Talk about your stories and your books — it’s an old fashioned Merry Christmas here in Carter Library. This morning, Lyra pointed me towards a David Foster Wallace essay on Roger Federer. I believe her instructions were, “you must stop what you’re doing and read it right now.” I did. She was right. Check out this little blurb:
“Beauty is not the goal of competitive sports, but high-level sports are a prime venue for the expression of human beauty. The relation is roughly that of courage to war. The human beauty we’re talking about here is beauty of a particular type; it might be called kinetic beauty. Its power and appeal are universal. It has nothing to do with sex or cultural norms. What it seems to have to do with, really, is human beings’ reconciliation with the fact of having a body.”

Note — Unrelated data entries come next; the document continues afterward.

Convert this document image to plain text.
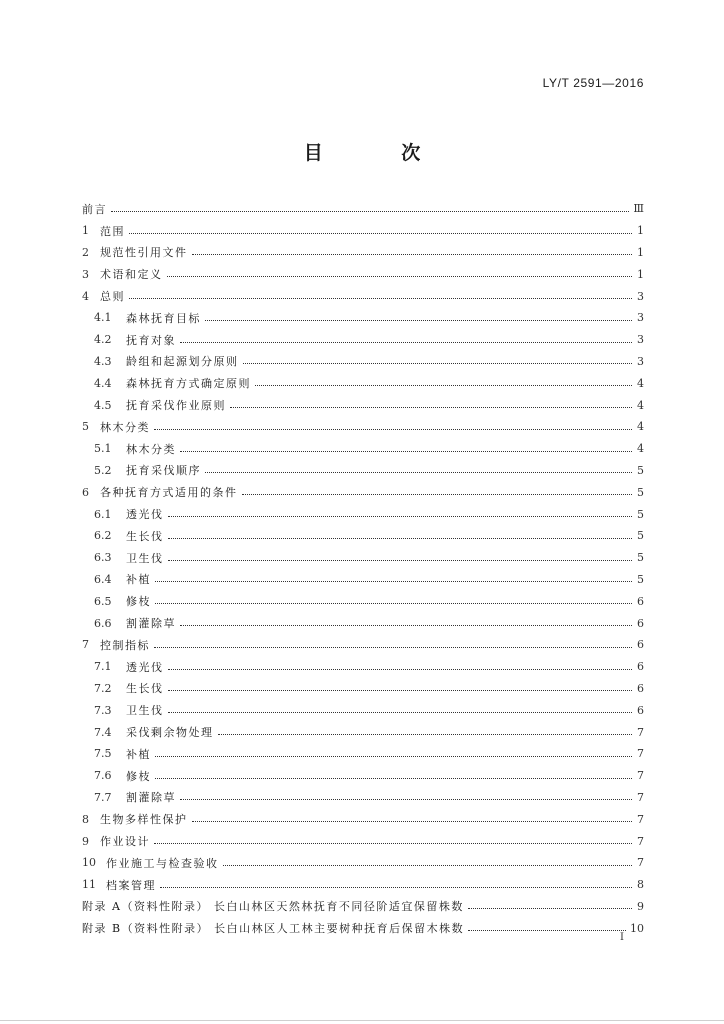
LY/T 2591—2016
目 次
前言	Ⅲ
1	范围	1
2	规范性引用文件	1
3	术语和定义	1
4	总则	3
4.1	森林抚育目标	3
4.2	抚育对象	3
4.3	龄组和起源划分原则	3
4.4	森林抚育方式确定原则	4
4.5	抚育采伐作业原则	4
5	林木分类	4
5.1	林木分类	4
5.2	抚育采伐顺序	5
6	各种抚育方式适用的条件	5
6.1	透光伐	5
6.2	生长伐	5
6.3	卫生伐	5
6.4	补植	5
6.5	修枝	6
6.6	割灌除草	6
7	控制指标	6
7.1	透光伐	6
7.2	生长伐	6
7.3	卫生伐	6
7.4	采伐剩余物处理	7
7.5	补植	7
7.6	修枝	7
7.7	割灌除草	7
8	生物多样性保护	7
9	作业设计	7
10 作业施工与检查验收	7
11 档案管理	8
附录 A（资料性附录） 长白山林区天然林抚育不同径阶适宜保留株数	9
附录 B（资料性附录） 长白山林区人工林主要树种抚育后保留木株数	10
I
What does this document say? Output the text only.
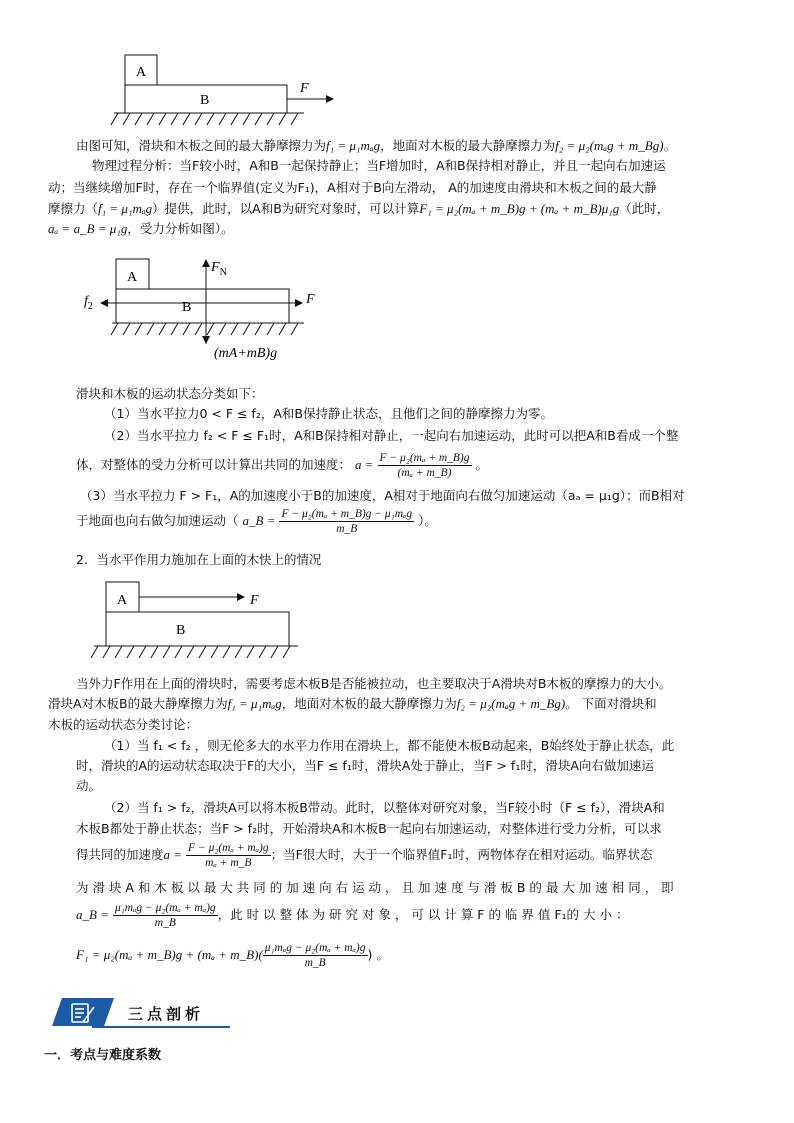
A
B
F

由图可知，滑块和木板之间的最大静摩擦力为f₁ = μ₁mₐg，地面对木板的最大静摩擦力为f₂ = μ₂(mₐg + m_Bg)。

物理过程分析：当F较小时，A和B一起保持静止；当F增加时，A和B保持相对静止，并且一起向右加速运

动；当继续增加F时，存在一个临界值(定义为F₁)，A相对于B向左滑动， A的加速度由滑块和木板之间的最大静

摩擦力（f₁ = μ₁mₐg）提供，此时，以A和B为研究对象时，可以计算F₁ = μ₂(mₐ + m_B)g + (mₐ + m_B)μ₁g（此时，

aₐ = a_B = μ₁g，受力分析如图）。

A
B
$F_N$
(mA+mB)g
$f_2$	F

滑块和木板的运动状态分类如下：

（1）当水平拉力0 < F ≤ f₂，A和B保持静止状态，且他们之间的静摩擦力为零。

（2）当水平拉力 f₂ < F ≤ F₁时，A和B保持相对静止，一起向右加速运动，此时可以把A和B看成一个整

体，对整体的受力分析可以计算出共同的加速度： $a = \frac{\text{F − μ₂(mₐ + m\_B)g}}{\text{(mₐ + m\_B)}}$ 。

（3）当水平拉力 F > F₁，A的加速度小于B的加速度，A相对于地面向右做匀加速运动（aₐ = μ₁g）；而B相对

于地面也向右做匀加速运动（ a_B = $\frac{\text{F − μ₂(mₐ + m\_B)g − μ₁mₐg}}{m\_B}$ ）。

2．当水平作用力施加在上面的木快上的情况

A	F
B

当外力F作用在上面的滑块时，需要考虑木板B是否能被拉动，也主要取决于A滑块对B木板的摩擦力的大小。

滑块A对木板B的最大静摩擦力为f₁ = μ₁mₐg，地面对木板的最大静摩擦力为f₂ = μ₂(mₐg + m_Bg)。 下面对滑块和

木板的运动状态分类讨论：

（1）当 f₁ < f₂ ，则无伦多大的水平力作用在滑块上，都不能使木板B动起来，B始终处于静止状态，此

时，滑块的A的运动状态取决于F的大小，当F ≤ f₁时，滑块A处于静止，当F > f₁时，滑块A向右做加速运

动。

（2）当 f₁ > f₂，滑块A可以将木板B带动。此时，以整体对研究对象，当F较小时（F ≤ f₂），滑块A和

木板B都处于静止状态；当F > f₂时，开始滑块A和木板B一起向右加速运动，对整体进行受力分析，可以求

得共同的加速度$a = \frac{\text{F − μ₂(mₐ + mₐ)g}}{\text{mₐ + m\_B}}$ ；当F很大时，大于一个临界值F₁时，两物体存在相对运动。临界状态

为 滑 块 A 和 木 板 以 最 大 共 同 的 加 速 向 右 运 动 ， 且 加 速 度 与 滑 板 B 的 最 大 加 速 相 同 ， 即

a_B = $\frac{\text{μ₁mₐg − μ₂(mₐ + mₐ)g}}{m\_B}$ ，此 时 以 整 体 为 研 究 对 象 ， 可 以 计 算 F 的 临 界 值 F₁的 大 小 ：

F₁ = μ₂(mₐ + m_B)g + (mₐ + m_B)( $\frac{\text{μ₁mₐg − μ₂(mₐ + mₐ)g}}{m\_B}$ ) 。

三点剖析
一．考点与难度系数
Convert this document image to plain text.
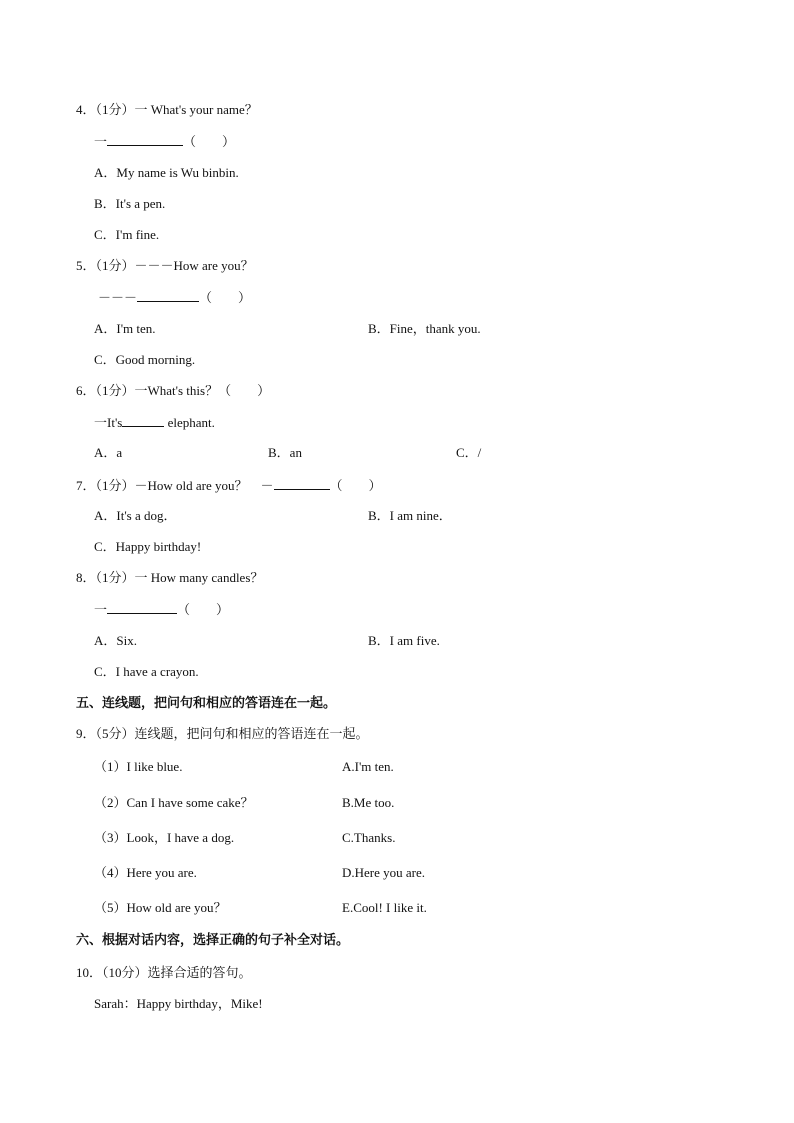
4．（1分）一 What's your name？
一	（　　）
A．My name is Wu binbin.
B．It's a pen.
C．I'm fine.
5．（1分）－－－How are you？
－－－	（　　）
A．I'm ten.	B．Fine，thank you.
C．Good morning.
6．（1分）一What's this？（　　）
一It's	elephant.
A．a	B．an	C．/
7．（1分）－How old are you？　－	（　　）
A．It's a dog．	B．I am nine．
C．Happy birthday!
8．（1分）一 How many candles？
一	（　　）
A．Six.	B．I am five.
C．I have a crayon.
五、连线题，把问句和相应的答语连在一起。
9．（5分）连线题，把问句和相应的答语连在一起。
（1）I like blue.	A.I'm ten.
（2）Can I have some cake？	B.Me too.
（3）Look，I have a dog.	C.Thanks.
（4）Here you are.	D.Here you are.
（5）How old are you？	E.Cool! I like it.
六、根据对话内容，选择正确的句子补全对话。
10．（10分）选择合适的答句。
Sarah：Happy birthday，Mike!
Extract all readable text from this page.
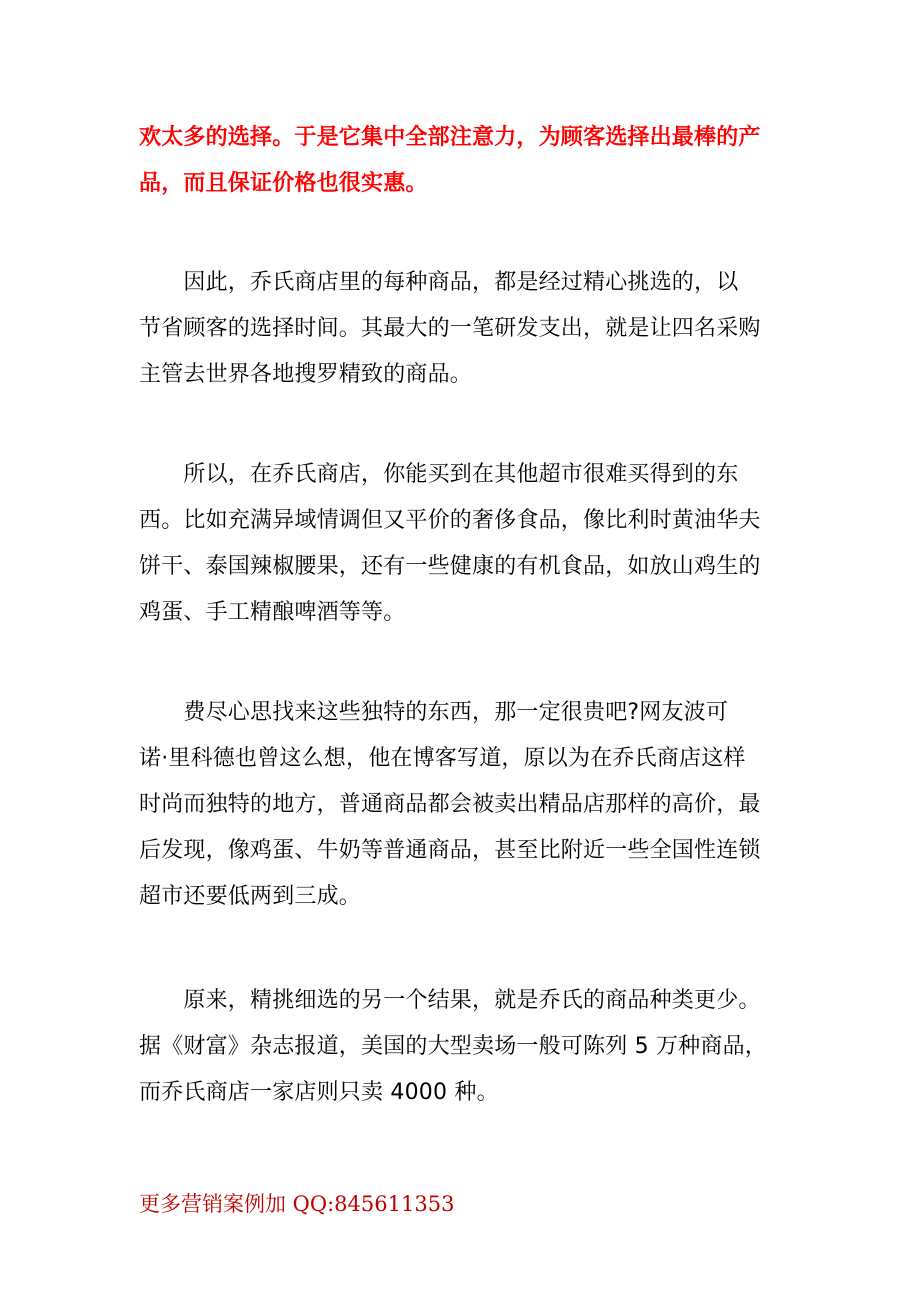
欢太多的选择。于是它集中全部注意力，为顾客选择出最棒的产
品，而且保证价格也很实惠。
　　因此，乔氏商店里的每种商品，都是经过精心挑选的，以
节省顾客的选择时间。其最大的一笔研发支出，就是让四名采购
主管去世界各地搜罗精致的商品。
　　所以，在乔氏商店，你能买到在其他超市很难买得到的东
西。比如充满异域情调但又平价的奢侈食品，像比利时黄油华夫
饼干、泰国辣椒腰果，还有一些健康的有机食品，如放山鸡生的
鸡蛋、手工精酿啤酒等等。
　　费尽心思找来这些独特的东西，那一定很贵吧?网友波可
诺·里科德也曾这么想，他在博客写道，原以为在乔氏商店这样
时尚而独特的地方，普通商品都会被卖出精品店那样的高价，最
后发现，像鸡蛋、牛奶等普通商品，甚至比附近一些全国性连锁
超市还要低两到三成。
　　原来，精挑细选的另一个结果，就是乔氏的商品种类更少。
据《财富》杂志报道，美国的大型卖场一般可陈列 5 万种商品，
而乔氏商店一家店则只卖 4000 种。
更多营销案例加 QQ:845611353
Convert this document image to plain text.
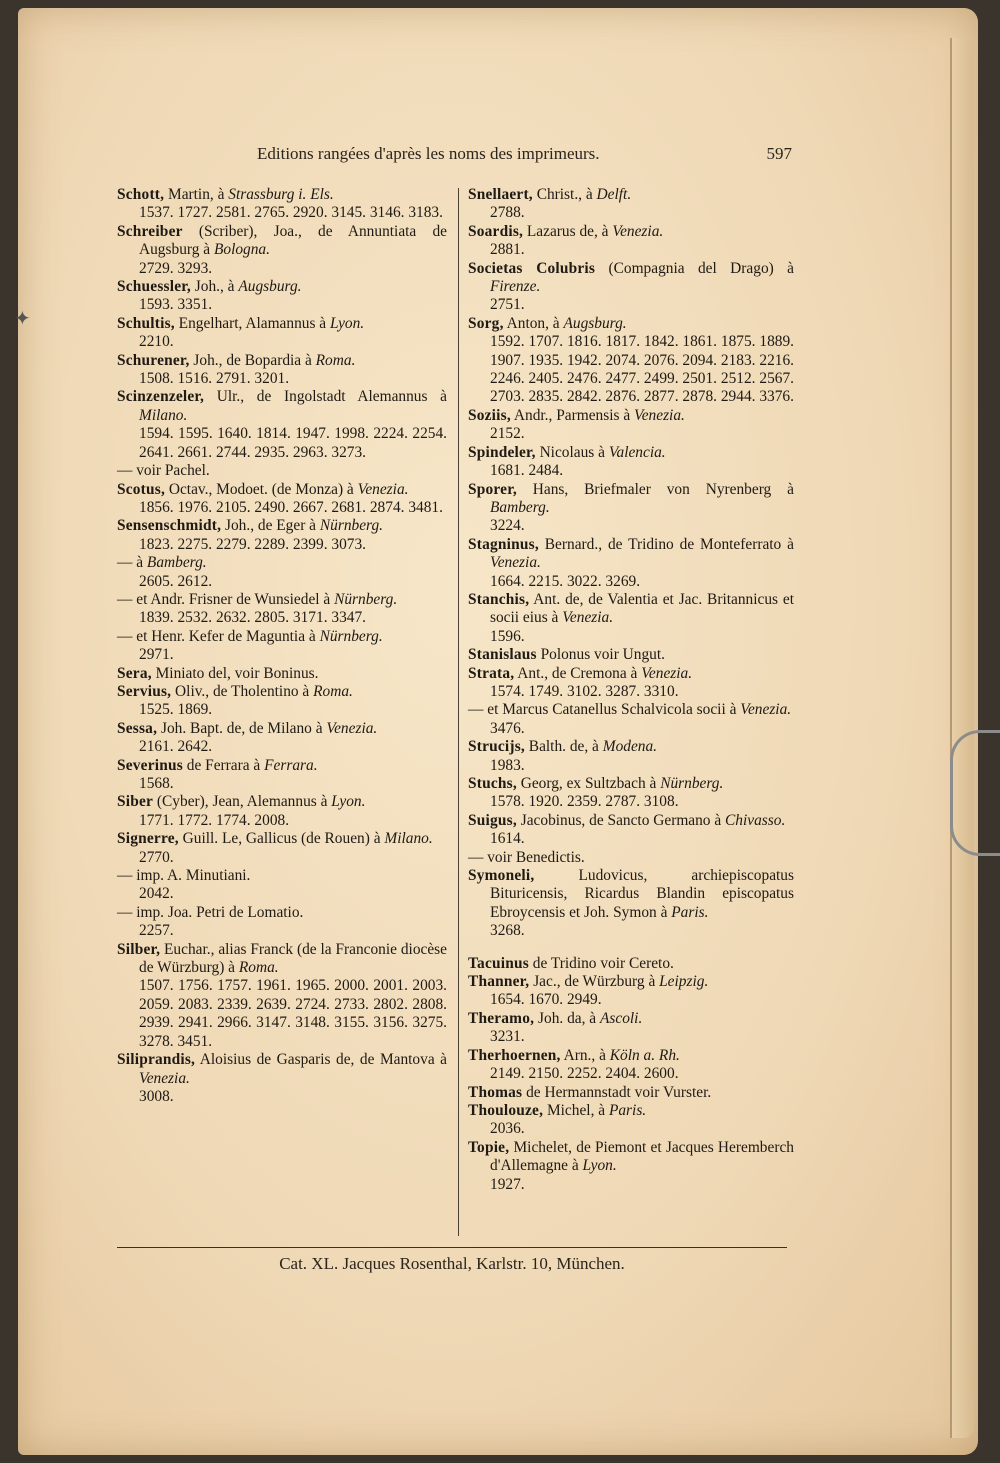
✦
Editions rangées d'après les noms des imprimeurs.	597
Schott, Martin, à Strassburg i. Els.
1537. 1727. 2581. 2765. 2920. 3145. 3146. 3183.
Schreiber (Scriber), Joa., de Annuntiata de Augsburg à Bologna.
2729. 3293.
Schuessler, Joh., à Augsburg.
1593. 3351.
Schultis, Engelhart, Alamannus à Lyon.
2210.
Schurener, Joh., de Bopardia à Roma.
1508. 1516. 2791. 3201.
Scinzenzeler, Ulr., de Ingolstadt Alemannus à Milano.
1594. 1595. 1640. 1814. 1947. 1998. 2224. 2254. 2641. 2661. 2744. 2935. 2963. 3273.
— voir Pachel.
Scotus, Octav., Modoet. (de Monza) à Venezia.
1856. 1976. 2105. 2490. 2667. 2681. 2874. 3481.
Sensenschmidt, Joh., de Eger à Nürnberg.
1823. 2275. 2279. 2289. 2399. 3073.
— à Bamberg.
2605. 2612.
— et Andr. Frisner de Wunsiedel à Nürnberg.
1839. 2532. 2632. 2805. 3171. 3347.
— et Henr. Kefer de Maguntia à Nürnberg.
2971.
Sera, Miniato del, voir Boninus.
Servius, Oliv., de Tholentino à Roma.
1525. 1869.
Sessa, Joh. Bapt. de, de Milano à Venezia.
2161. 2642.
Severinus de Ferrara à Ferrara.
1568.
Siber (Cyber), Jean, Alemannus à Lyon.
1771. 1772. 1774. 2008.
Signerre, Guill. Le, Gallicus (de Rouen) à Milano.
2770.
— imp. A. Minutiani.
2042.
— imp. Joa. Petri de Lomatio.
2257.
Silber, Euchar., alias Franck (de la Franconie diocèse de Würzburg) à Roma.
1507. 1756. 1757. 1961. 1965. 2000. 2001. 2003. 2059. 2083. 2339. 2639. 2724. 2733. 2802. 2808. 2939. 2941. 2966. 3147. 3148. 3155. 3156. 3275. 3278. 3451.
Siliprandis, Aloisius de Gasparis de, de Mantova à Venezia.
3008.
Snellaert, Christ., à Delft.
2788.
Soardis, Lazarus de, à Venezia.
2881.
Societas Colubris (Compagnia del Drago) à Firenze.
2751.
Sorg, Anton, à Augsburg.
1592. 1707. 1816. 1817. 1842. 1861. 1875. 1889. 1907. 1935. 1942. 2074. 2076. 2094. 2183. 2216. 2246. 2405. 2476. 2477. 2499. 2501. 2512. 2567. 2703. 2835. 2842. 2876. 2877. 2878. 2944. 3376.
Soziis, Andr., Parmensis à Venezia.
2152.
Spindeler, Nicolaus à Valencia.
1681. 2484.
Sporer, Hans, Briefmaler von Nyrenberg à Bamberg.
3224.
Stagninus, Bernard., de Tridino de Monteferrato à Venezia.
1664. 2215. 3022. 3269.
Stanchis, Ant. de, de Valentia et Jac. Britannicus et socii eius à Venezia.
1596.
Stanislaus Polonus voir Ungut.
Strata, Ant., de Cremona à Venezia.
1574. 1749. 3102. 3287. 3310.
— et Marcus Catanellus Schalvicola socii à Venezia.
3476.
Strucijs, Balth. de, à Modena.
1983.
Stuchs, Georg, ex Sultzbach à Nürnberg.
1578. 1920. 2359. 2787. 3108.
Suigus, Jacobinus, de Sancto Germano à Chivasso.
1614.
— voir Benedictis.
Symoneli, Ludovicus, archiepiscopatus Bituricensis, Ricardus Blandin episcopatus Ebroycensis et Joh. Symon à Paris.
3268.
Tacuinus de Tridino voir Cereto.
Thanner, Jac., de Würzburg à Leipzig.
1654. 1670. 2949.
Theramo, Joh. da, à Ascoli.
3231.
Therhoernen, Arn., à Köln a. Rh.
2149. 2150. 2252. 2404. 2600.
Thomas de Hermannstadt voir Vurster.
Thoulouze, Michel, à Paris.
2036.
Topie, Michelet, de Piemont et Jacques Heremberch d'Allemagne à Lyon.
1927.
Cat. XL. Jacques Rosenthal, Karlstr. 10, München.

Reading it also made me miss DFW. What a loss. I could never get going with his fiction, but his essays were (are) a treat. His collection, CONSIDER THE LOBSTER, remains my favorite book of essays (anybody’s essays).
Then the mail came with its usual bills and junk, but also –finally — with Alexandra Styron’s READING MY FATHER. I’ve been watching the mailbox like a school kid for 5 days wondering where is it. I have a friend coming into town this afternoon and she’s staying with us through Thursday, so I doubt I’ll get much reading done, but I’ll be looking forward to the few pages I can sneak in each night before sleep zaps me.
And if that wasn’t enough, the special mail delivery flung a big brown box onto the steps with some first editions we’d ordered, including gifts for a few of my favorite professors. I can’t wait to drop those off next week at the university, the best thank you’s I could think of for those few who made my grad school experience fun. The fact remains: there’s nothing quite like having teachers who love to teach. Thank you Sam, Bob, and John — I already miss you and your classes.